What that translates into is J-O-B-S. In fact, the Ocala/Marion County Commerce Park, at the intersection of I-75 and U.S. 27, where FedEx, Chewy, AutoZone and Amazon are located, has a workforce of about 2,400. Countywide, distribution and warehouse employment totals 4,500, and that does not include Dollar Tree (240 jobs, going to 700) or Amazon (300 jobs).

What makes Ocala so appealing to companies looking for a distribution site is simple: location, location, location. Sheilley noted that Ocala is strategically located halfway between Miami and Atlanta, midway between Tampa and Jacksonville and serves a driving distance population – 39 million – that is greater than the I-4 corridor through Central Florida.

Moreover, he said, operating costs in Ocala are 28 percent lower than the rest of Florida and labor costs are 7 percent lower.

The AutoZone Distribution Center is shown in the Ocala/Marion County Commerce Park.

Sheilley said there has been a reconfiguration in the U.S. supply chain as more people use e-commerce – a trend that has been accelerated by the pandemic.
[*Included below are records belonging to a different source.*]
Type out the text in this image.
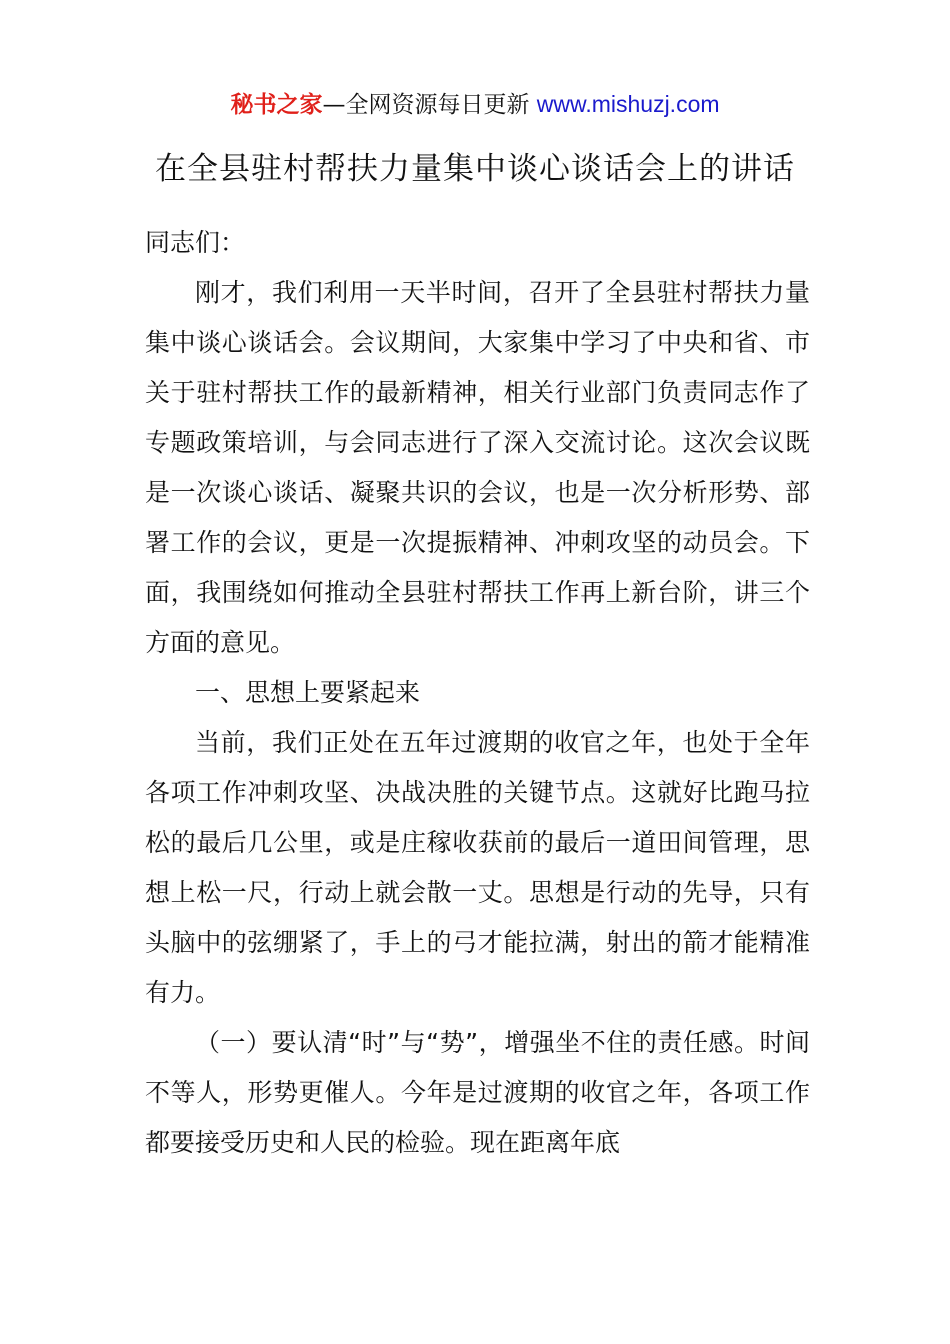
秘书之家—全网资源每日更新 www.mishuzj.com
在全县驻村帮扶力量集中谈心谈话会上的讲话

同志们：

刚才，我们利用一天半时间，召开了全县驻村帮扶力量集中谈心谈话会。会议期间，大家集中学习了中央和省、市关于驻村帮扶工作的最新精神，相关行业部门负责同志作了专题政策培训，与会同志进行了深入交流讨论。这次会议既是一次谈心谈话、凝聚共识的会议，也是一次分析形势、部署工作的会议，更是一次提振精神、冲刺攻坚的动员会。下面，我围绕如何推动全县驻村帮扶工作再上新台阶，讲三个方面的意见。

一、思想上要紧起来

当前，我们正处在五年过渡期的收官之年，也处于全年各项工作冲刺攻坚、决战决胜的关键节点。这就好比跑马拉松的最后几公里，或是庄稼收获前的最后一道田间管理，思想上松一尺，行动上就会散一丈。思想是行动的先导，只有头脑中的弦绷紧了，手上的弓才能拉满，射出的箭才能精准有力。

（一）要认清“时”与“势”，增强坐不住的责任感。时间不等人，形势更催人。今年是过渡期的收官之年，各项工作都要接受历史和人民的检验。现在距离年底
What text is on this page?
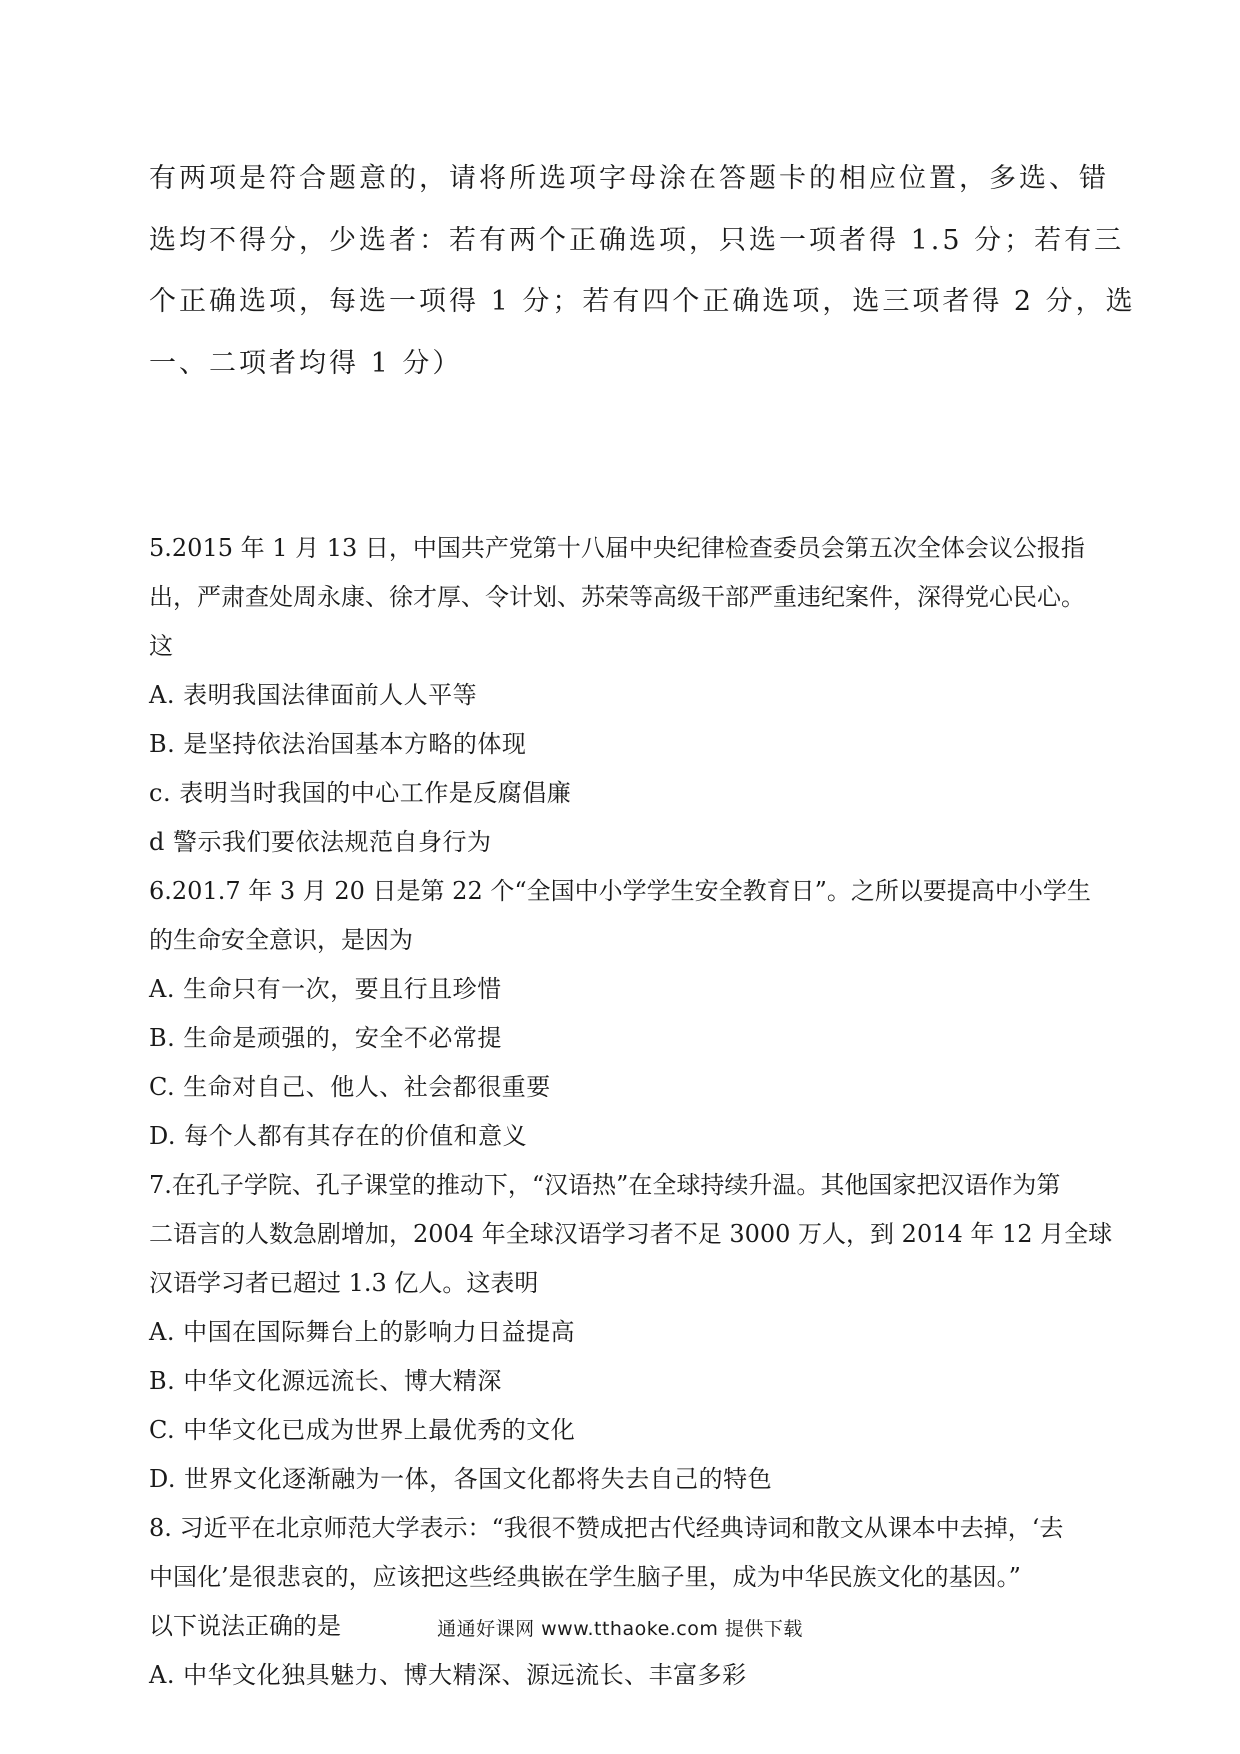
有两项是符合题意的，请将所选项字母涂在答题卡的相应位置，多选、错

选均不得分，少选者：若有两个正确选项，只选一项者得 1.5 分；若有三

个正确选项，每选一项得 1 分；若有四个正确选项，选三项者得 2 分，选

一、二项者均得 1 分）

5.2015 年 1 月 13 日，中国共产党第十八届中央纪律检查委员会第五次全体会议公报指

出，严肃查处周永康、徐才厚、令计划、苏荣等高级干部严重违纪案件，深得党心民心。

这

A. 表明我国法律面前人人平等

B. 是坚持依法治国基本方略的体现

c. 表明当时我国的中心工作是反腐倡廉

d 警示我们要依法规范自身行为

6.201.7 年 3 月 20 日是第 22 个“全国中小学学生安全教育日”。之所以要提高中小学生

的生命安全意识，是因为

A. 生命只有一次，要且行且珍惜

B. 生命是顽强的，安全不必常提

C. 生命对自己、他人、社会都很重要

D. 每个人都有其存在的价值和意义

7.在孔子学院、孔子课堂的推动下，“汉语热”在全球持续升温。其他国家把汉语作为第

二语言的人数急剧增加，2004 年全球汉语学习者不足 3000 万人，到 2014 年 12 月全球

汉语学习者已超过 1.3 亿人。这表明

A. 中国在国际舞台上的影响力日益提高

B. 中华文化源远流长、博大精深

C. 中华文化已成为世界上最优秀的文化

D. 世界文化逐渐融为一体，各国文化都将失去自己的特色

8. 习近平在北京师范大学表示：“我很不赞成把古代经典诗词和散文从课本中去掉，‘去

中国化’是很悲哀的，应该把这些经典嵌在学生脑子里，成为中华民族文化的基因。”

以下说法正确的是

A. 中华文化独具魅力、博大精深、源远流长、丰富多彩

通通好课网 www.tthaoke.com 提供下载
That has led many companies to decide “if we’re going to be (doing business) in Florida, then we need to be in Florida,” with its 22 million people.
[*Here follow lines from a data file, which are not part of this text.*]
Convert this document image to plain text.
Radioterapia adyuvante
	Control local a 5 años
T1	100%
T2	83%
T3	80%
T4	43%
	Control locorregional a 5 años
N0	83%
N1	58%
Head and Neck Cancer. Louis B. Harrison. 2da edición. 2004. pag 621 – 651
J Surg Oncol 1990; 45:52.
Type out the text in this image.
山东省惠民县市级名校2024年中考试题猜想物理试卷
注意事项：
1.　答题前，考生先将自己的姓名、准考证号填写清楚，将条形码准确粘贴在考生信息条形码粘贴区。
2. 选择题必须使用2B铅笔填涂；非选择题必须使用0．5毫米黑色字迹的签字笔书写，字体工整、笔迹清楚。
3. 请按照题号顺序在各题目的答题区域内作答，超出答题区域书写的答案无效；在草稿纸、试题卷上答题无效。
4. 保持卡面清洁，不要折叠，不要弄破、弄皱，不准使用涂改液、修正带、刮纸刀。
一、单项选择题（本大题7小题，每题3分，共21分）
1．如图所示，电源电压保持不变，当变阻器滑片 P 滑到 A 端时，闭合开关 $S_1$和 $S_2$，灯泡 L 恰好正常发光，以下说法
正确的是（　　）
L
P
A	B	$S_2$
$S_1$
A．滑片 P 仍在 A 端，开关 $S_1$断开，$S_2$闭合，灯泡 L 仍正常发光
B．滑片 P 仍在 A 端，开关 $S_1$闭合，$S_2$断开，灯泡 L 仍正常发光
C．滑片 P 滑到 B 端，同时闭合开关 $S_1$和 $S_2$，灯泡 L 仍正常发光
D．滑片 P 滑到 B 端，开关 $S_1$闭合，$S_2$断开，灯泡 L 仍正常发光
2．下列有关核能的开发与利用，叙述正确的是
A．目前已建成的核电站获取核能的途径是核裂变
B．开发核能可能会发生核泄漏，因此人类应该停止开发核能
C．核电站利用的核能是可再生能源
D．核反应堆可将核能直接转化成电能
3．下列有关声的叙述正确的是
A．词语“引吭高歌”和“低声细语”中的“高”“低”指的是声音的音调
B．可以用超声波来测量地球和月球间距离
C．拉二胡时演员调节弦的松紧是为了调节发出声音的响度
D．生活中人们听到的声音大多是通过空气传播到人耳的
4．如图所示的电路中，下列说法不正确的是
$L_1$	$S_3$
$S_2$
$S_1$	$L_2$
“For Florida right now, it’s really about Ocala and Lakeland” as emerging logistics centers,” he said. “Lakeland is at the top, but we’ve got to continue to try harder.”

The latest lure to Ocala for companies looking to capitalize on its central location and web of highways going every direction is the Florida Crossroads Commerce Park on County Road 484, west of Marion Oaks, and being developed by Richard McGinley. This 1,000-acre development – twice as big as the park holding FedEx and Chewy – already has Dollar Tree, with others negotiating deals to build more distribution centers. Sheilley said the projected employment at Florida Commerce at buildout is 5,000 workers.
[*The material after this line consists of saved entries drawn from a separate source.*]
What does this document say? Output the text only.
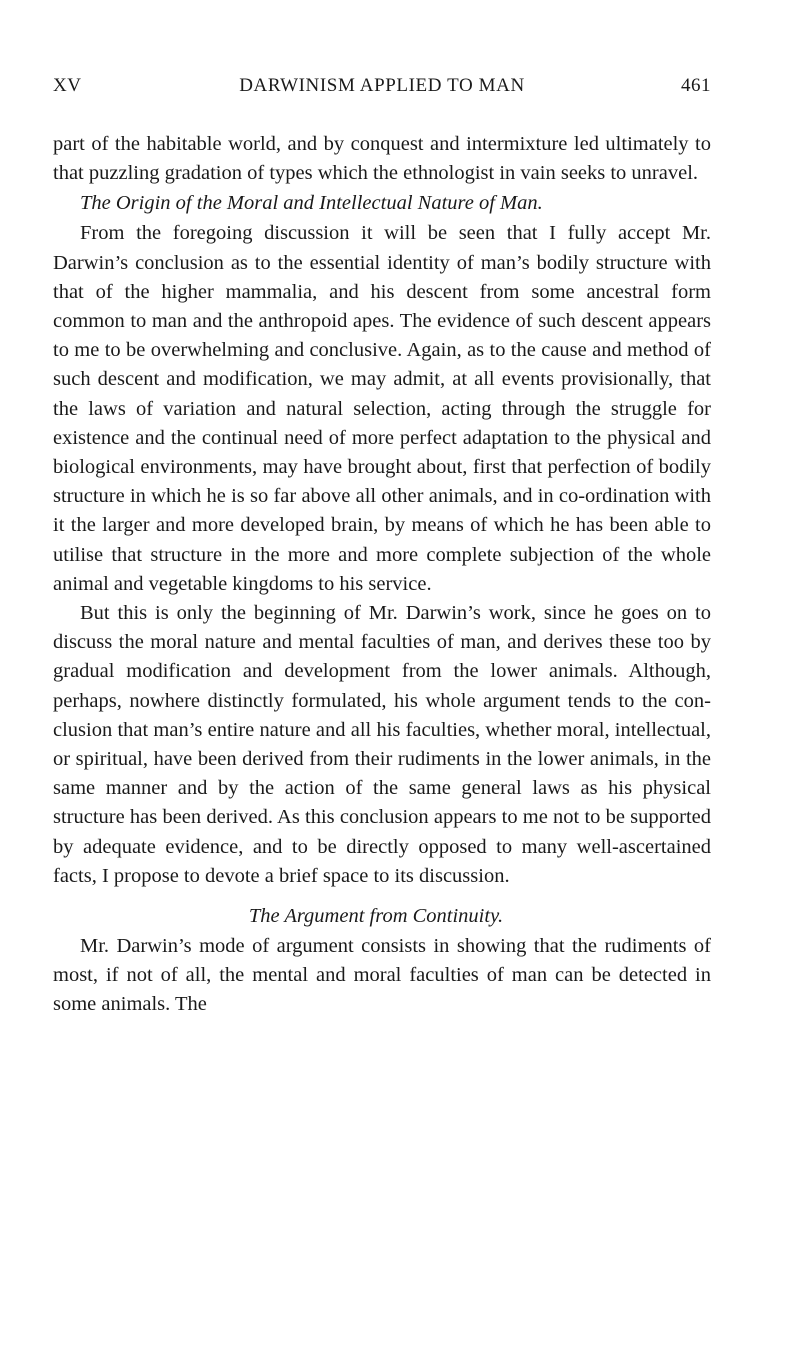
XV	DARWINISM APPLIED TO MAN	461

part of the habitable world, and by conquest and intermixture led ultimately to that puzzling gradation of types which the ethnologist in vain seeks to unravel.

The Origin of the Moral and Intellectual Nature of Man.

From the foregoing discussion it will be seen that I fully accept Mr. Darwin’s conclusion as to the essential identity of man’s bodily structure with that of the higher mammalia, and his descent from some ancestral form common to man and the anthropoid apes. The evidence of such descent appears to me to be overwhelming and conclusive. Again, as to the cause and method of such descent and modification, we may admit, at all events provisionally, that the laws of variation and natural selection, acting through the struggle for existence and the continual need of more perfect adaptation to the physical and biological environments, may have brought about, first that perfection of bodily structure in which he is so far above all other animals, and in co-ordination with it the larger and more developed brain, by means of which he has been able to utilise that structure in the more and more complete subjection of the whole animal and vegetable kingdoms to his service.

But this is only the beginning of Mr. Darwin’s work, since he goes on to discuss the moral nature and mental faculties of man, and derives these too by gradual modification and development from the lower animals. Although, perhaps, nowhere distinctly formulated, his whole argument tends to the conclusion that man’s entire nature and all his faculties, whether moral, intellectual, or spiritual, have been derived from their rudiments in the lower animals, in the same manner and by the action of the same general laws as his physical structure has been derived. As this conclusion appears to me not to be supported by adequate evidence, and to be directly opposed to many well-ascertained facts, I propose to devote a brief space to its discussion.

The Argument from Continuity.

Mr. Darwin’s mode of argument consists in showing that the rudiments of most, if not of all, the mental and moral faculties of man can be detected in some animals. The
The county and CEP are also working with the Baldwin family, which owns the Baldwin Angus Ranch, just north of the Ocala/Marion County Commerce Park, to acquire ranchland along I-75 to expand the commerce park northward.

The FedEx Ground warehouse is shown in the Ocala/Marion County Commerce Park.

With Amazon now committed, the original 489 acres of that commerce park are full.

Of course, with logistics companies comes support services for those companies. Sheilley said there are untold jobs and opportunities being created in this service sector – everything from the school system’s new commercial driver’s license training program to its high school Logistics Academies to cleaning services, vending companies and fleet maintenance operations.

This, he said, is increasingly diversifying the local economy, which he said is driven by health care, manufacturing, equine, first responder services (think E-One), and now, logistics. He said a new and growing spinoff sector is logistics technology, with companies like the Geospace Labs, developers of logistics software; iGlobal, which produces fleet tracking software; and Real Truck, a growing e-commerce truck parts company all finding success here.

“We want to own all aspects of this industry,” Sheilley said.

For now, though, Sheilley said his biggest challenge is meeting all the demand for distribution and warehouse space.

“For the first time in my career,” he said, “the money people are calling us. ‘We want to invest in Ocala.’ So, right now, it’s all about buildings.”